Une fois au chalet, elle lui annonça aller directement se coucher pour être en forme le lendemain. Elle espérait que ce serait vraiment le cas.

« Quel est le programme ? s’enquit-elle juste avant de monter.

— Danny a beaucoup aimé les photos sur la paroi, il voudrait qu’on en fasse plus du genre. Comme demain, il est prévu du beau temps toute la journée, je pensais aller un peu plus loin, si tu te sens de marcher un peu. Je connais un joli spot avec un joli panorama derrière. Je suis sûr que ça rendra super bien.

— Comme tu veux », répondit simplement Hélèna, d’un ton morne, espérant que le « je m’en fous » en sous-texte ne fut pas trop flagrant.

« Après, si tu ne te sens pas bien, on peut faire ça mardi ou mercredi et faire une journée plus cool, demain, plutôt.

— On verra demain matin, si tu veux bien. Bonne nuit. »

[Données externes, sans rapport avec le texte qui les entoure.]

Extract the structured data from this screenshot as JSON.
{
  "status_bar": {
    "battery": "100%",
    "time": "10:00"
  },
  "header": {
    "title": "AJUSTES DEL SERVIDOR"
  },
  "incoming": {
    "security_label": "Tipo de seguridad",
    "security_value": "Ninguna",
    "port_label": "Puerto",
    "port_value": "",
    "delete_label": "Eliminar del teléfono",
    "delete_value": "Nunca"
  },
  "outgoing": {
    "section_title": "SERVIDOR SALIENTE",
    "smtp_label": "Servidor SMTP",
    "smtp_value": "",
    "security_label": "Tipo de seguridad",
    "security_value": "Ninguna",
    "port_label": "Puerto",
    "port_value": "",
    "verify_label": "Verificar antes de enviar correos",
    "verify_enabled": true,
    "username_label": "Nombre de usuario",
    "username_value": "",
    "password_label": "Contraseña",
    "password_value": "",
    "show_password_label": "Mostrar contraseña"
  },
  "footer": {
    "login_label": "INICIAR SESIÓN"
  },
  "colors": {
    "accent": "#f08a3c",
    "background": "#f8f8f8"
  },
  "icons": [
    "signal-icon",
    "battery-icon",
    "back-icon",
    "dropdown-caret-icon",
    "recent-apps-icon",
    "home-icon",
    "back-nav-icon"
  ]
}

La photographe monta les escaliers sans laisser le temps à Éric de répondre.

 

Était-ce la fatigue ou la quiétude du lieu, elle ne savait pas, mais cette nuit fut plus reposante. Elle la fit d’une traite.

Assise dans son lit, peinant à se motiver de se lever, Hélèna fut reprise de ce sentiment d’oppression en repensant à Éric. Elle avait envie de lui crier dessus, pour lui jeter au visage tout le mal qu’elle pensait de lui et, dans le même temps, elle voulait se blottir au creux de ses bras pour qu’il la réconforte. La jeune femme s’étala dans son lit et enfouit son visage sous un oreiller. Elle avait l’impression de revenir en pleine adolescence.

On frappa à sa porte.

« Hélèna ? appela le grimpeur. Vous êtes levée ? Le petit-déjeuner est servi. Il faudrait qu’on parte d’ici une heure max.

— J’arrive ! répondit-elle, n’arrivant pas à insuffler dans ces simples mots toute la colère qui grondait en elle. »

Vingt minutes plus tard, la jeune femme, lavée, habillée, équipée, descendait dans la salle commune pour prendre son petit-déjeuner avant de reprendre son travail. Elle ne savait si c’était la nuit, la douche, le soleil à l’extérieur ou quoi, mais elle se sentait finalement d’attaque pour une grande marche, prête à faire de belles photos et à profiter d’Éric. Peut-être arriverait-elle à se rapprocher de lui plutôt que de lui reprocher une soirée sans elle.

Son enthousiasme retomba comme un soufflé quand elle vit, attablée au comptoir de la cuisine, en train de siroter un verre de jus d’orange et de rire avec Éric, Lisa.